To Uche Rowland Ojinmah, President of NMA, Nigeria, from 1963 to date, produced only 93, 000 doctors, a number, he said, is inadequate to cater for the population. He said it was sad that developing countries are confronted with the loss of their most valuable intellectuals and the investment in their education, to the benefit of developed nations
He was not surprised by the trend. Given the opportunity, he would join the bandwagon. According to him, he would have relocated to Saudi Arabia but for his children.
“In Saudi Arabia, they offered me N5m per month, outside other benefits including vacation abroad. I am still ruminating about the offer”, he said.
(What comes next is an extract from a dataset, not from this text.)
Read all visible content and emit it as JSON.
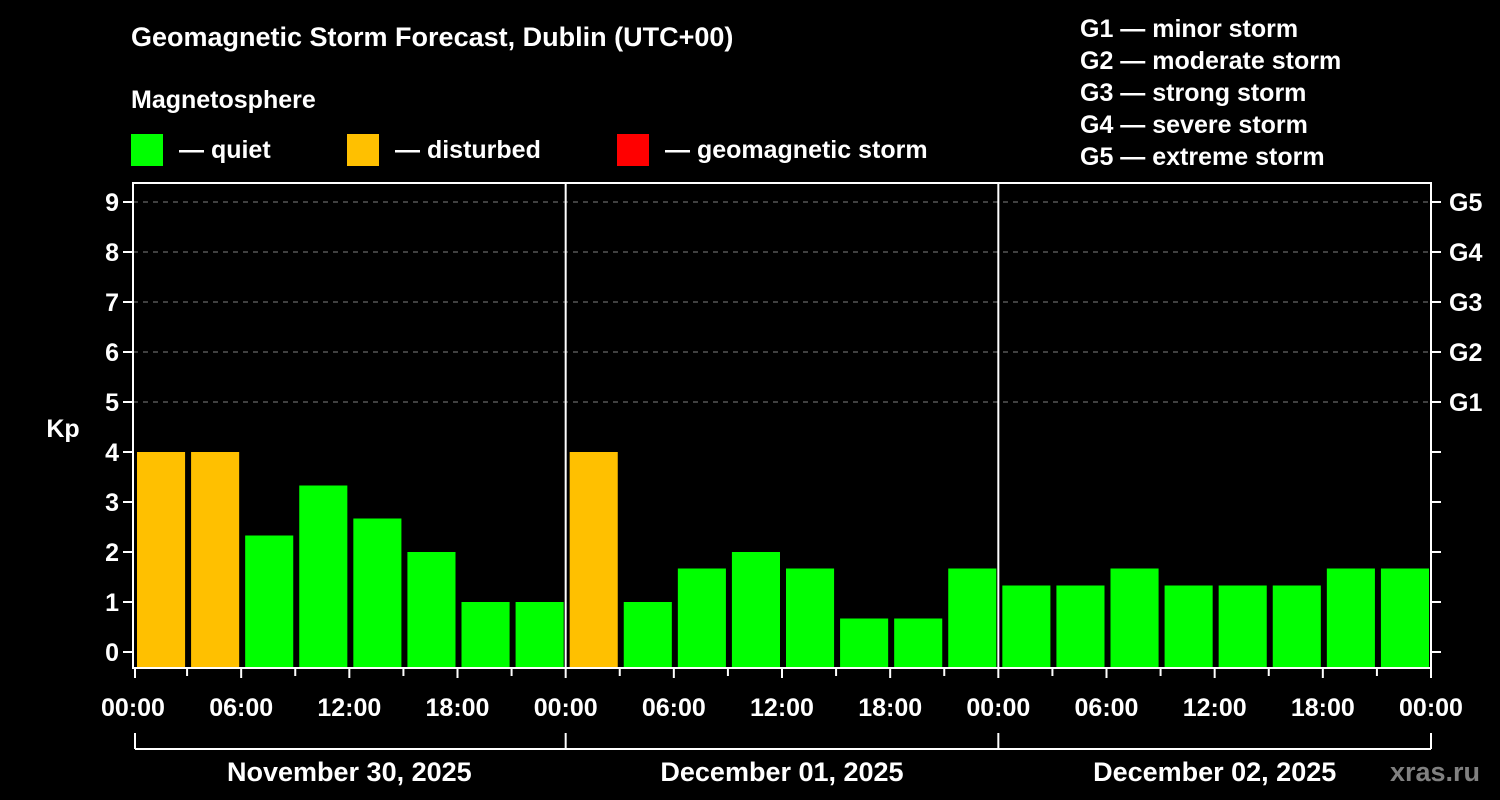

“Based on WHO established minimum threshold, a country needs a mix of 23 doctors, nurses and midwives per 10,000 population to deliver essential maternal and child health services. This explains why Nigeria ranks as one of the countries with the worst maternal and child mortality rates”.
His speech didn’t end without proffering solutions. His words: “A private sector driven healthcare system with government support and enabling environment will over time stop and may even initiate brain gain.
“What shall we do with existing federal tertiary health institutions?
“I suggest a graded disposal thus:
• 51% of the shares federal tertiary health institutions sold to a core investor to become majority share holder and responsible for the day-to-day running of the institution, fixing salary, hiring and firing, and it turns in profit after tax.
• 30% of the shares should be retained by government to maintain control of prices and policies of the institution .
• 19% shares be sold to the workers so as to strengthen their commitment to the institution.
Health Development Bank
“This bank will facilitate development of health care sector”.
The Minister of Health, Dr Ehanire, represented by Mr Sydey Ibeanusi, admitted that doctors are leaving the country even as he reminded that every country has its own problems, including the country they are migrating from.
He said the situation was not totally bleak as being painted as some doctors are willing to return to the country. To encourage such return, he said an enabling environment must be created.
The Minister agreed that increased welfare package will go a long way to address the issues of doctors’ migration.
“We must have a way to reintegrate them and bring them back into the country”, Ehanire said.
“We need to look at the countries taking our best brains. We can tax countries that our doctors are relocating to”.
While a symposium like this should be encouraged, it can only be impactful when outcomes are put into use and not allowed to remain on shelves like other important recommendations and solutions gathering dust.